= Clyde Vaughan =

American basketball player and coach

Clyde Vaughan (born in Mount Vernon, New York, United States) is a basketball coach and former professional player, who enjoyed a distinguished career at college level and professional level and international level for the England team. He was also selected as the 117th pick in 1984 NBA draft by the Indiana Pacers but never appeared in the NBA.

The 6 foot 4 small forward played college basketball for the Pittsburgh Panthers. Though he only played his last two seasons in the Big East Conference, they were the best two seasons of his career. As a junior, he averaged 21.9 ppg and grabbed 9.2 rpg. His 22.0 ppg average in conference led the league. As a senior, he added another 21.0 ppg and 8.3 rebounds. In his four years at the Panthers (1980–1984), Vaughan finished with a tally of 2,033 points scored and 922 rebounds. 2,033 points was a Pitt school record that was later surpassed by Charles Smith 2,045.

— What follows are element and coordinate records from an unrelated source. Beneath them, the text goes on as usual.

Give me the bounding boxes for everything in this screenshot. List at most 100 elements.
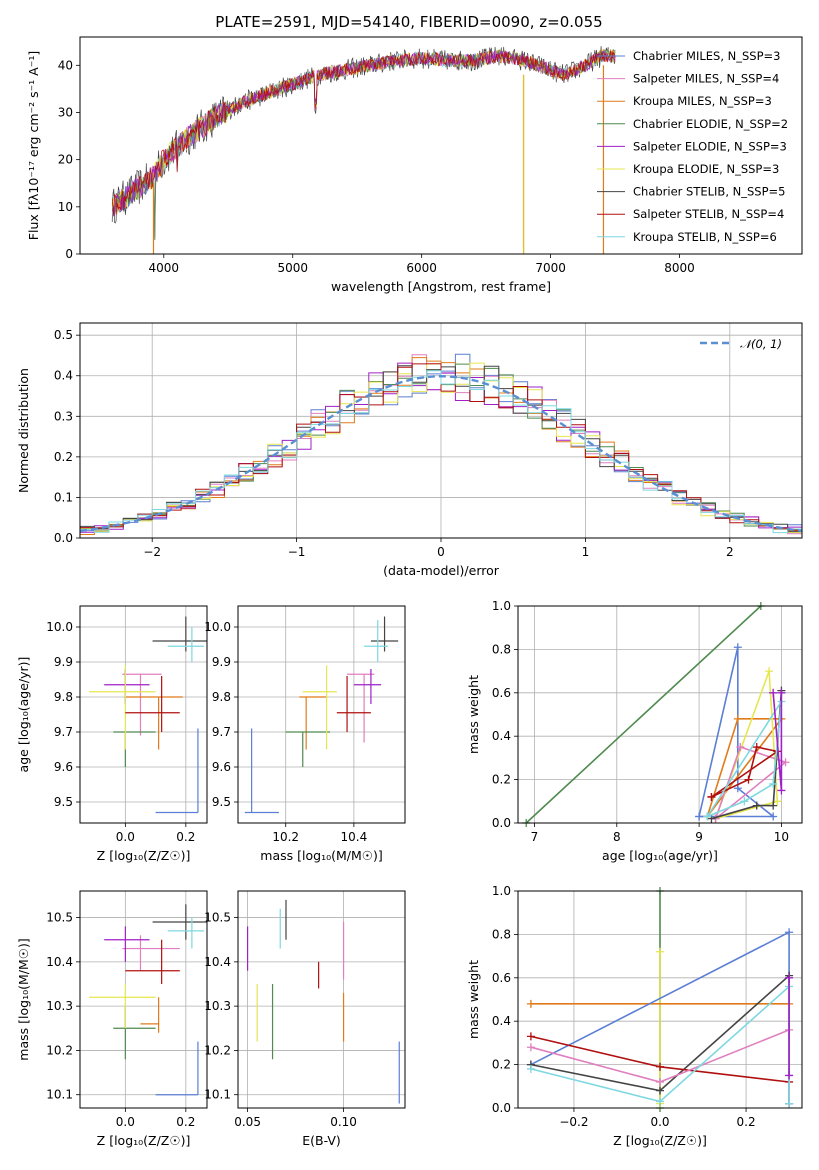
panel-3: 0.0 0.2 9.5 9.6 9.7 9.8 9.9 10.0 Z [log₁₀(Z/Z☉)]… — [16, 605, 208, 863]
errorbar-point — [152, 904, 207, 940]
y-tick-label: 0.3 — [54, 409, 73, 423]
x-axis-label: Z [log₁₀(Z/Z☉)] — [97, 848, 191, 863]
y-tick-label: 10.5 — [204, 911, 231, 925]
x-axis-label: mass [log₁₀(M/M☉)] — [260, 848, 382, 863]
weight-series — [703, 697, 786, 821]
weight-series — [522, 602, 765, 827]
y-tick-label: 0.0 — [492, 816, 511, 830]
y-tick-label: 0.2 — [492, 1058, 511, 1072]
y-tick-label: 10.1 — [46, 1088, 73, 1102]
weight-marker — [769, 812, 778, 821]
y-tick-label: 0.5 — [54, 328, 73, 342]
y-tick-label: 1.0 — [492, 884, 511, 898]
errorbar-point — [89, 665, 156, 750]
y-tick-label: 10.2 — [204, 1043, 231, 1057]
y-tick-label: 10.4 — [204, 955, 231, 969]
errorbar-point — [336, 676, 371, 732]
y-tick-label: 0.8 — [492, 927, 511, 941]
errorbar-point — [167, 627, 204, 662]
x-tick-label: 10 — [774, 830, 789, 844]
weight-marker — [785, 1071, 794, 1080]
y-tick-label: 9.6 — [54, 760, 73, 774]
errorbar-point — [347, 673, 375, 743]
panel-1: 4000 5000 6000 7000 8000 0 10 20 30 40 wavelength … — [26, 36, 803, 294]
y-tick-label: 0.0 — [492, 1101, 511, 1115]
weight-marker — [781, 758, 790, 767]
weight-marker — [526, 1043, 535, 1052]
y-axis-label: mass weight — [466, 675, 481, 754]
y-tick-label: 0.8 — [492, 642, 511, 656]
axes-frame — [517, 605, 803, 824]
legend-label: Chabrier MILES, N_SSP=3 — [633, 49, 780, 63]
x-axis-label: Z [log₁₀(Z/Z☉)] — [97, 1133, 191, 1148]
errorbar-point — [113, 1006, 156, 1060]
y-tick-label: 0.0 — [54, 531, 73, 545]
weight-marker — [765, 667, 774, 676]
weight-marker — [740, 797, 749, 806]
errorbar-point — [140, 997, 160, 1033]
x-tick-label: 0.05 — [234, 1115, 261, 1129]
weight-marker — [733, 784, 742, 793]
weight-marker — [752, 743, 761, 752]
y-tick-label: 10.2 — [46, 1043, 73, 1057]
x-tick-label: 1 — [582, 545, 590, 559]
x-axis-label: E(B-V) — [302, 1133, 341, 1148]
x-tick-label: 7 — [531, 830, 539, 844]
y-tick-label: 20 — [58, 153, 73, 167]
errorbar-point — [302, 665, 337, 750]
errorbar-point — [125, 676, 180, 732]
weight-marker — [785, 973, 794, 982]
spectrum-line — [111, 50, 616, 216]
y-tick-label: 1.0 — [492, 599, 511, 613]
weight-marker — [777, 786, 786, 795]
axes-frame — [237, 890, 406, 1109]
y-tick-label: 9.8 — [54, 690, 73, 704]
weight-marker — [733, 643, 742, 652]
x-tick-label: 4000 — [149, 261, 180, 275]
weight-marker — [752, 801, 761, 810]
weight-marker — [656, 1077, 664, 1086]
y-tick-label: 9.5 — [212, 795, 231, 809]
x-tick-label: 0.2 — [176, 1115, 195, 1129]
errorbar-point — [244, 728, 279, 814]
x-axis-label: age [log₁₀(age/yr)] — [602, 848, 718, 863]
y-axis-label: Normed distribution — [16, 368, 31, 493]
panel-5: 7 8 9 10 0.0 0.2 0.4 0.6 0.8 1.0 age [log₁₀(age/yr… — [466, 599, 803, 863]
errorbar-point — [125, 696, 183, 750]
axes-frame — [79, 322, 803, 539]
x-axis-label: Z [log₁₀(Z/Z☉)] — [613, 1133, 707, 1148]
weight-marker — [695, 812, 704, 821]
legend-label: 𝒩(0, 1) — [740, 337, 782, 351]
x-tick-label: 5000 — [277, 261, 308, 275]
panel-2: −2 −1 0 1 2 0.0 0.1 0.2 0.3 0.4 0.5 (data-model)/er… — [16, 322, 803, 578]
errorbar-point — [299, 696, 327, 750]
weight-marker — [707, 814, 716, 823]
legend-label: Salpeter MILES, N_SSP=4 — [633, 72, 779, 86]
weight-marker — [707, 792, 716, 801]
weight-marker — [656, 1097, 664, 1106]
x-tick-label: 0.2 — [737, 1115, 756, 1129]
y-tick-label: 9.5 — [54, 795, 73, 809]
chart-title: PLATE=2591, MJD=54140, FIBERID=0090, z=0… — [215, 13, 602, 31]
weight-marker — [769, 801, 778, 810]
panel-8: −0.2 0.0 0.2 0.0 0.2 0.4 0.6 0.8 1.0 Z [log₁₀(Z/Z… — [466, 884, 803, 1148]
y-tick-label: 10.1 — [204, 1088, 231, 1102]
x-tick-label: 6000 — [406, 261, 437, 275]
errorbar-point — [285, 731, 331, 767]
y-axis-label: mass weight — [466, 960, 481, 1039]
y-tick-label: 0.6 — [492, 971, 511, 985]
x-tick-label: 2 — [726, 545, 734, 559]
weight-marker — [733, 714, 742, 723]
x-tick-label: 0.0 — [650, 1115, 669, 1129]
panel-7: 0.05 0.10 10.1 10.2 10.3 10.4 10.5 E(B-V) — [204, 890, 406, 1148]
spectrum-line — [111, 50, 616, 217]
y-tick-label: 40 — [58, 58, 73, 72]
y-tick-label: 9.7 — [212, 725, 231, 739]
errorbar-point — [155, 1041, 199, 1096]
legend-label: Kroupa MILES, N_SSP=3 — [633, 94, 772, 108]
y-tick-label: 30 — [58, 105, 73, 119]
y-tick-label: 9.9 — [212, 655, 231, 669]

After being selected as the 117th pick in the 6th round of the 1984 NBA Draft with the Indiana Pacers, Vaughan was one of the final-cuts in training camp so instead went on to enjoy seven successful season's playing in England. He still ranks third on the all-time scoring average list, averaging 28.2 points per game. His 4,766 career points are 20th in league history and he is tenth in free throw shooting percentage at 83.2%. He averaged 7.9 rebounds per game and shot 57.9% from the floor, both among the career leaders in those categories. He was the BBL Player of the Year in 1989–90 whilst with Sunderland Saints and made 27 appearances for the English National Team. but his playing career came to an end with several back problems during his final season in Europe.

Following his successful player career, Vaughan took a coaching job in 1992 with Long Beach State University, first as an assistant coach (1992–93 through 1996–97) and then as the associate head coach (1997–98 through 1998–99). From 1999 to 2002, he was assistant coach at the University of South Florida before taking the assistant coach job at UConn and the Huskies in 2002.

In August 2004, Vaughan was arrested for patronizing a prostitute during an undercover police sting and immediately resigned from his post at the Huskies.